The book The Diabetes Solution was my go to book for the basics about handling this condition and it was a very good science based introduction, though it is more focused on people who are already using insulin. I also wanted to know more about the science behind insulin and why our nutrition assumptions were so ass backward. In Good Calories, Bad Calories, everything became clear and the whole controversy around nutrition fell into place too. Diet is possibly the most contentious subject I’ve stumbled upon. It was also through this book that I realized that I was going to have to give up trying to save the planet from being trashed by livestock, by eating low on the food chain, as Frances Moore Lappe so famously suggested in Diet For A Small Planet. And then there are those who want to serve their animal loving ideals, but all those fake meats and alternative FrankenSoy foods are just plain dishonest because they are misleading and add another layer of calculations to find out how much carbs you are actually eating.

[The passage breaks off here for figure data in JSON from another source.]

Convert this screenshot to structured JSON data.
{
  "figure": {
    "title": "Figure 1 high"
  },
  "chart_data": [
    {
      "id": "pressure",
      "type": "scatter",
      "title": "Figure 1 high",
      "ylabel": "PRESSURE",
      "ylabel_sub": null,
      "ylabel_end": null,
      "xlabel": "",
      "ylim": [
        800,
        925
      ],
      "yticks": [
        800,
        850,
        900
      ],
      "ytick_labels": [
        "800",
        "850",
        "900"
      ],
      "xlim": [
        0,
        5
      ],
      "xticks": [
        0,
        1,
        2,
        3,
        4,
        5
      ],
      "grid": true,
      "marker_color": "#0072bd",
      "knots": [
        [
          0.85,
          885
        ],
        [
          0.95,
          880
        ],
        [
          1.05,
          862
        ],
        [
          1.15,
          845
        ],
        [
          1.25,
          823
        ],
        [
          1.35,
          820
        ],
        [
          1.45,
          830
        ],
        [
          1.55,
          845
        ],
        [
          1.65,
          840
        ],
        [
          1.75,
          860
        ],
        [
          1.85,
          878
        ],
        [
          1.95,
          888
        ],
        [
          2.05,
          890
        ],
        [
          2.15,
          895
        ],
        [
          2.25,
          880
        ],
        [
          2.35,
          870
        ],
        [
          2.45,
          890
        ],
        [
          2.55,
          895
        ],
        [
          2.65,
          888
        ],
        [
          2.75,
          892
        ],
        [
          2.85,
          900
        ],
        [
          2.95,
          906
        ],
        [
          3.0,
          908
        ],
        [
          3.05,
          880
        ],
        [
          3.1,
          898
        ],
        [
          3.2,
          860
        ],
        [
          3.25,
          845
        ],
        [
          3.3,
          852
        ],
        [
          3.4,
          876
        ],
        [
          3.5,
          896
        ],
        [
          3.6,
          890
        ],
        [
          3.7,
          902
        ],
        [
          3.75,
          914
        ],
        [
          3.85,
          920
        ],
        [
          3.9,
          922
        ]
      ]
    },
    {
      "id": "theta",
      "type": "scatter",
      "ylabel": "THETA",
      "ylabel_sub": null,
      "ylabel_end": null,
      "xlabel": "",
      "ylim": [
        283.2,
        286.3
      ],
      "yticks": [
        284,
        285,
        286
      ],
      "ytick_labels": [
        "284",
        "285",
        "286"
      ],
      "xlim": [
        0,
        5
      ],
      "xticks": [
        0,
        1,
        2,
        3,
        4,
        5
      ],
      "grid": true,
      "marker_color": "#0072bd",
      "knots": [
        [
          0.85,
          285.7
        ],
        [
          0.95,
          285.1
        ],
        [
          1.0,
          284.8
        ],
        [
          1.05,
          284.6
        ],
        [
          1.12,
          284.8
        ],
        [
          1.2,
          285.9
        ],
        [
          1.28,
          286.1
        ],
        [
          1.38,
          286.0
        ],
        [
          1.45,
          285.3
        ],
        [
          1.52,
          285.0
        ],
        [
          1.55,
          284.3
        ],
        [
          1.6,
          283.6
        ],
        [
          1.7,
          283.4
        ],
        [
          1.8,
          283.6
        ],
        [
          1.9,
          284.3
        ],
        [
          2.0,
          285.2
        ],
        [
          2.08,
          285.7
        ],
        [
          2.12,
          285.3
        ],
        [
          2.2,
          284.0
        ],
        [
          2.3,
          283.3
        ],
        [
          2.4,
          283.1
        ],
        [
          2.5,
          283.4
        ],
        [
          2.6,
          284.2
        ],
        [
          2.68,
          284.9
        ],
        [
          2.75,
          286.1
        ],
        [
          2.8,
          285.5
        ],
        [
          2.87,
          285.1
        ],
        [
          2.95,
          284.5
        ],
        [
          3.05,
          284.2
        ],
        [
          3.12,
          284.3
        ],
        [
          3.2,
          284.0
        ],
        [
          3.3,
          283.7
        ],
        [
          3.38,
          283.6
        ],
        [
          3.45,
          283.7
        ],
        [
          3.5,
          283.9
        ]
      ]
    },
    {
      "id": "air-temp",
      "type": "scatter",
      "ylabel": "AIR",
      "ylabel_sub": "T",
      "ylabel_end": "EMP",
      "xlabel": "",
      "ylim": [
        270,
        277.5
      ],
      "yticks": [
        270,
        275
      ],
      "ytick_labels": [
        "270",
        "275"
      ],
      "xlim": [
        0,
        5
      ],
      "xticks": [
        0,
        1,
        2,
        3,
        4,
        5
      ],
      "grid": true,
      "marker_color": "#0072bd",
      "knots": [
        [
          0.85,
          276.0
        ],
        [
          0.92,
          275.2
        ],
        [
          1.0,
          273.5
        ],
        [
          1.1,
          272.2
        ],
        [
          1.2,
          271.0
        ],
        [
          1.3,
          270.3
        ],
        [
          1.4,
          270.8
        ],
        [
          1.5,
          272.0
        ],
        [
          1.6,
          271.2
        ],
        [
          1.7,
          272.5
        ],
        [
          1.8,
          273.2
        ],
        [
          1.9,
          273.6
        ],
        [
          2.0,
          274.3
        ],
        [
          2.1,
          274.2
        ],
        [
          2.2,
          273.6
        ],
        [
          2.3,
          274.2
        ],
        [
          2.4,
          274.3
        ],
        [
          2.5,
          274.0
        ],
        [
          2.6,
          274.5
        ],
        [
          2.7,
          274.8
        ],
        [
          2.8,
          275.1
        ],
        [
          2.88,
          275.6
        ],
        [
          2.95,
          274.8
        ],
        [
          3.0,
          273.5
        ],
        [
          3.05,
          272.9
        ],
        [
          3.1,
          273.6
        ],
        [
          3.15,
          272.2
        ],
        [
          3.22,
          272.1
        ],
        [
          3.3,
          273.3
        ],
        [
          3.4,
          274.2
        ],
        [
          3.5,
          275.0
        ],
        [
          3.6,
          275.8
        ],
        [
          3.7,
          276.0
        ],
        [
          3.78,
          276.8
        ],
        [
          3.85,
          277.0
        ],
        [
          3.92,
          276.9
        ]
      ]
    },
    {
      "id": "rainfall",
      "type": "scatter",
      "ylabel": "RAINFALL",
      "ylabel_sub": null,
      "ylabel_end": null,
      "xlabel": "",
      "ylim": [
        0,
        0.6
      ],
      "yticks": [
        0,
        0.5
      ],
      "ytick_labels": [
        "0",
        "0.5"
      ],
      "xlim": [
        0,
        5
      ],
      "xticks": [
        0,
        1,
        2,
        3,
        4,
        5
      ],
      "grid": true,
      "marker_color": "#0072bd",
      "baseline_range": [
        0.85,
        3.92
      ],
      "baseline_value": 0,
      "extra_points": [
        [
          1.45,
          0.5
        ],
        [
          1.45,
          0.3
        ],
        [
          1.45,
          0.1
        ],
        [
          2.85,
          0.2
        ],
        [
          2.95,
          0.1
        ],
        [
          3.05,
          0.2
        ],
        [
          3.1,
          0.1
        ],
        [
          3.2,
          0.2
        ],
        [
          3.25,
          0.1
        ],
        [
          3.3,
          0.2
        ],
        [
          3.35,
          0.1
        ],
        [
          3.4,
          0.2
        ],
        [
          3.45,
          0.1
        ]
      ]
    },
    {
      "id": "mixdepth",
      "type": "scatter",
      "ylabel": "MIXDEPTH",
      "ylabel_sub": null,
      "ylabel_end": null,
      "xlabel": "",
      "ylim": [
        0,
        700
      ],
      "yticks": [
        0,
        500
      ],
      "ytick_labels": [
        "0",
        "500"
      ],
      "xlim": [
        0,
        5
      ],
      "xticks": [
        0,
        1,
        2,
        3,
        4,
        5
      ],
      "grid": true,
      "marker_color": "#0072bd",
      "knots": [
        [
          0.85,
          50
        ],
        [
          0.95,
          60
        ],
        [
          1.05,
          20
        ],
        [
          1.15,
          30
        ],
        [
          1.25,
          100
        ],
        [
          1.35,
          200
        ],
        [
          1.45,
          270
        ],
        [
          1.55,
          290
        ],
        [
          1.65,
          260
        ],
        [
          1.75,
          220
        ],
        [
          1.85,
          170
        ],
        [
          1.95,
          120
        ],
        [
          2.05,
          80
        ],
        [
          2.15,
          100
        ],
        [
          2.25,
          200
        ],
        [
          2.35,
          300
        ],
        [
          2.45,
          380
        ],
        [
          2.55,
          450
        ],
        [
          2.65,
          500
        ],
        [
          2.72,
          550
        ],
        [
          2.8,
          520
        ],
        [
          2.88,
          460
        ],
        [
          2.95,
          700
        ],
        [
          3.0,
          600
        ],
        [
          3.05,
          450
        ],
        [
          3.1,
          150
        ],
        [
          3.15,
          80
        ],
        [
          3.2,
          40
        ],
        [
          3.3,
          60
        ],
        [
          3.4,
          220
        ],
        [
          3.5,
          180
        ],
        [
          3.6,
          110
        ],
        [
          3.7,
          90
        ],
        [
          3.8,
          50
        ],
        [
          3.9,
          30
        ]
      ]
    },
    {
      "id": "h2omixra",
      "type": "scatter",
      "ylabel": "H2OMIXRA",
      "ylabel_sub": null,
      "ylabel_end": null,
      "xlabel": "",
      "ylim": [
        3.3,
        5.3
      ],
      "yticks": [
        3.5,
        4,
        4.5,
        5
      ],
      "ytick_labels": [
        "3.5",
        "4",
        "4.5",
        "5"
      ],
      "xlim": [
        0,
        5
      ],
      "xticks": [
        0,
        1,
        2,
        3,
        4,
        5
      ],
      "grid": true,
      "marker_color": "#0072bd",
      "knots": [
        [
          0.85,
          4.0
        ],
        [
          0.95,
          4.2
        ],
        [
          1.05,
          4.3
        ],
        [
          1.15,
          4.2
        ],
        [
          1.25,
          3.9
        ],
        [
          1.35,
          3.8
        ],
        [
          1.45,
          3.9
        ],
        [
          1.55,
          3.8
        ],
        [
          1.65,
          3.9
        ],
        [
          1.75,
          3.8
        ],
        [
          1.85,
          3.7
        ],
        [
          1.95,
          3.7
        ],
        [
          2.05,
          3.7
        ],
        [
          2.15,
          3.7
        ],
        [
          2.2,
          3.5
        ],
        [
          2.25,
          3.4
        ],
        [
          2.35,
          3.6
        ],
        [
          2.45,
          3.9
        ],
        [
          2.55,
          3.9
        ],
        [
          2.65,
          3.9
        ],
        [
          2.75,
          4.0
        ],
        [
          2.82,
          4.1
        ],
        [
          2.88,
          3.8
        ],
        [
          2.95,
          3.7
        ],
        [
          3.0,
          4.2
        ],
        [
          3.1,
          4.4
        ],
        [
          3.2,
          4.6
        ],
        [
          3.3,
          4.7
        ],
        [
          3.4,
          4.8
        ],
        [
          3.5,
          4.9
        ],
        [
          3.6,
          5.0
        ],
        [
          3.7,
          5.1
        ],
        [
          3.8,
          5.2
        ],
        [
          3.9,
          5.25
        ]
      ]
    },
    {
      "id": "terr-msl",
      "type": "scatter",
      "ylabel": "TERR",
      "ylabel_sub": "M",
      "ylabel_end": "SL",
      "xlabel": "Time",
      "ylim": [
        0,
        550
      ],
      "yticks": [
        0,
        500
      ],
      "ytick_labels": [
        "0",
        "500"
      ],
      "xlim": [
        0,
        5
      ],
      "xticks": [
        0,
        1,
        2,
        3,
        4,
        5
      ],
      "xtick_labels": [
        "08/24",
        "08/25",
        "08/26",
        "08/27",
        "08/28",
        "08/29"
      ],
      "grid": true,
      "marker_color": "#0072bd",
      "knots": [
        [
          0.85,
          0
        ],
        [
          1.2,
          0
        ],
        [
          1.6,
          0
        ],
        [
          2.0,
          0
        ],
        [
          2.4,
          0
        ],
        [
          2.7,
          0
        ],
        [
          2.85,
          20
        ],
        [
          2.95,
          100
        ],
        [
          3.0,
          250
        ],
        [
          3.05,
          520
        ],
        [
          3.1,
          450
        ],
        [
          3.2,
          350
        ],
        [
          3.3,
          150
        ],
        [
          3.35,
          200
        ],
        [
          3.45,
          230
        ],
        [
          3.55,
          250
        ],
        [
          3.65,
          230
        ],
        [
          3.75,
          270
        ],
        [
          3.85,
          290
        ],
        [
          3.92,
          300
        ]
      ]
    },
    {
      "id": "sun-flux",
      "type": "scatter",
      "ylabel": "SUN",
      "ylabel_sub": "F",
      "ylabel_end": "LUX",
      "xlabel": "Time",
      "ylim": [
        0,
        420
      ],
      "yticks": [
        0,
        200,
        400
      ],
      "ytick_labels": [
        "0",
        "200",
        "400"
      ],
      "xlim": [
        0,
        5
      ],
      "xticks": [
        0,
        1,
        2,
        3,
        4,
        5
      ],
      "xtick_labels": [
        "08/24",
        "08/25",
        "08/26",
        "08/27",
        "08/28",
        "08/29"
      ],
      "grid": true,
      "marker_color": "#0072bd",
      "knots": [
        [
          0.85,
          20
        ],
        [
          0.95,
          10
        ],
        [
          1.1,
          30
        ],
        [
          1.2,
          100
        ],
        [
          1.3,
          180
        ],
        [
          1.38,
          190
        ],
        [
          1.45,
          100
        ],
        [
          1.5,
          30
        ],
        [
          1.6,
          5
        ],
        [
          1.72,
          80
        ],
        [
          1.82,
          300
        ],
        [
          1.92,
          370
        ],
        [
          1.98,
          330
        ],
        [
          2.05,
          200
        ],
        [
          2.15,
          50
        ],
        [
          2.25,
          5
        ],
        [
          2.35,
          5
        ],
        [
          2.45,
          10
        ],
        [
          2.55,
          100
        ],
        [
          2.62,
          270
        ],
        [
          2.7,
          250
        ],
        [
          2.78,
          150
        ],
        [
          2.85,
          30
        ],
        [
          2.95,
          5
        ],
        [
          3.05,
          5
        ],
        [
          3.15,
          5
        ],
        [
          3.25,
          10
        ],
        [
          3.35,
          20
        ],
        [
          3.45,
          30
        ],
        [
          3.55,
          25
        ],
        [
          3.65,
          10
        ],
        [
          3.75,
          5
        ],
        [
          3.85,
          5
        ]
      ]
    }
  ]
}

And if you are going to promote a plant based diet it will likely be high in carbs—otherwise it will be too low in protein. Plus current book I am reading says those soy derivatives mess with your thyroid. There are still vegetarian dishes I will cook, but I will have to modify the starch intake. I did find out that I can offset a meal high in carbs and hitting a glucose reading of 132 mg/dl, with exercise which will bring it down to 84 mg/dl. It doesn’t have to be super strenuous, yoga will do, but it has to go on for a while. Ninety minutes is good. An hour will probably work.

I was lucky to have arrived at this point when the Paleo diet was in full swing because it gave me The Primal Blueprint Cookbook which is not only helping me with the whole pre-diabetes dilemma of what to eat, but has recipes that are much easier to cook and take less time than my vegetarian dishes. It is also saving my relationship because every dish I’ve made from it has been delicious. Catherine wants to be vegetarian again, but she is relenting because her doctor’s want her protein intake to be quite high. I’ve been playing it safe by cooking only chicken dishes, bacon for bacon bits and vegetables, but soon I will venture into the beef ones. More on the Primal Blueprint here. He’s not as out there as the wild game/no cultivated foods Paleo people so is easier to live with.